Covan’s pleasure in producing and performing risky new theater somehow connected to the bohemian fantasy of the Paris apartment’s owner, an American who embossed his private library with the words “Dixon Place,” after a house in San Diego. Covan moved t New York, and followed the logic through.

“This year I booked all but one night of the Hot Festival. Every night is different, and the Festival, in general, draws from a mix of new and returning artists,” says Covan. Her long hair, slender frame and the little orange-flowered dress she was wearing on Friday could have belied the steely will underpinning her mission: to maintain and ultimately institutionalize a bit of a Parisian sensibility and a thriving laboratory for new theater in an ever-corporate New York City. “I love watching a piece take shape. We’ve developed an audience, too, for these kinds of raw, unprocessed efforts.”

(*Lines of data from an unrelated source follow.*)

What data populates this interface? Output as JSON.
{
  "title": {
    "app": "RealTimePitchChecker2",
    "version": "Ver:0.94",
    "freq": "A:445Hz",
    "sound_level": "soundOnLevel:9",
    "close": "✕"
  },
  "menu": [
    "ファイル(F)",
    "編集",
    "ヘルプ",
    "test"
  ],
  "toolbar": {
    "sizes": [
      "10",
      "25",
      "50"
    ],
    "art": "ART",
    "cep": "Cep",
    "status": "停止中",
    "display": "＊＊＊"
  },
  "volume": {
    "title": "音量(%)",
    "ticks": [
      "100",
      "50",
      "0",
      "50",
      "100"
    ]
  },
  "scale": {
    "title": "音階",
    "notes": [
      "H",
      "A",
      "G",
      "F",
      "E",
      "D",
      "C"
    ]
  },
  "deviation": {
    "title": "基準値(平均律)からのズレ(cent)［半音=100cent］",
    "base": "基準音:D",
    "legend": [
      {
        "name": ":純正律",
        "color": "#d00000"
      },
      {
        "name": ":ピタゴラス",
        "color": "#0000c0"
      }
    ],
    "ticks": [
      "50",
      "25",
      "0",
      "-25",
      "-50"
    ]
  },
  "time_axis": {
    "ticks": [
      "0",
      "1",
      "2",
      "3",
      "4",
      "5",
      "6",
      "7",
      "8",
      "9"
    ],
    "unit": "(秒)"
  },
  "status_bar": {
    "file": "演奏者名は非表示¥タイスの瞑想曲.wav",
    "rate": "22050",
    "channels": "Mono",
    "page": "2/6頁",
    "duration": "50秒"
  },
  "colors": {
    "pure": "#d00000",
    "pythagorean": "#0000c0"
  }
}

Annie Lanzillotto, another Hot Festival performer, says of Dixon Place, “It’s home. I can breathe and be honest with the audience.” Lanzillotto, just back from a trip to Italy, performs dialogues about feuding family members on July 11.

“I like seeing the creative process at work,” Philip Kain says of Dixon Place. “I can go spur of the moment and catch something interesting. And the new place has air conditioning.” Kain’s happy relationship with his now-deceased, singular mother generated his performance: a multi-media homage to his mother.

Moe Angelos, one of the Five Lesbian Brothers, read her script, Kitchen Sink Drama, her first solo performance in 14 years, after Kain and Fraser performed. Kitchen Sink Drama is a puppet play that follows the deadpan, neatly told story of a marriage in a town north of Buffalo. For Angelos, Dixon Place “is such an important laboratory for all of us trying out new work. Ellie gives us freedom. It’s amazing how she and her staff keep the place open.”

Carmelita Tropicana, who will open the evening of July 17, says she has learned a lot about her work thanks to a question-and-answer session that she regularly conducts at Dixon Place. And regarding the current program, Tropicana says, “The Hot Festival is muy caliente!”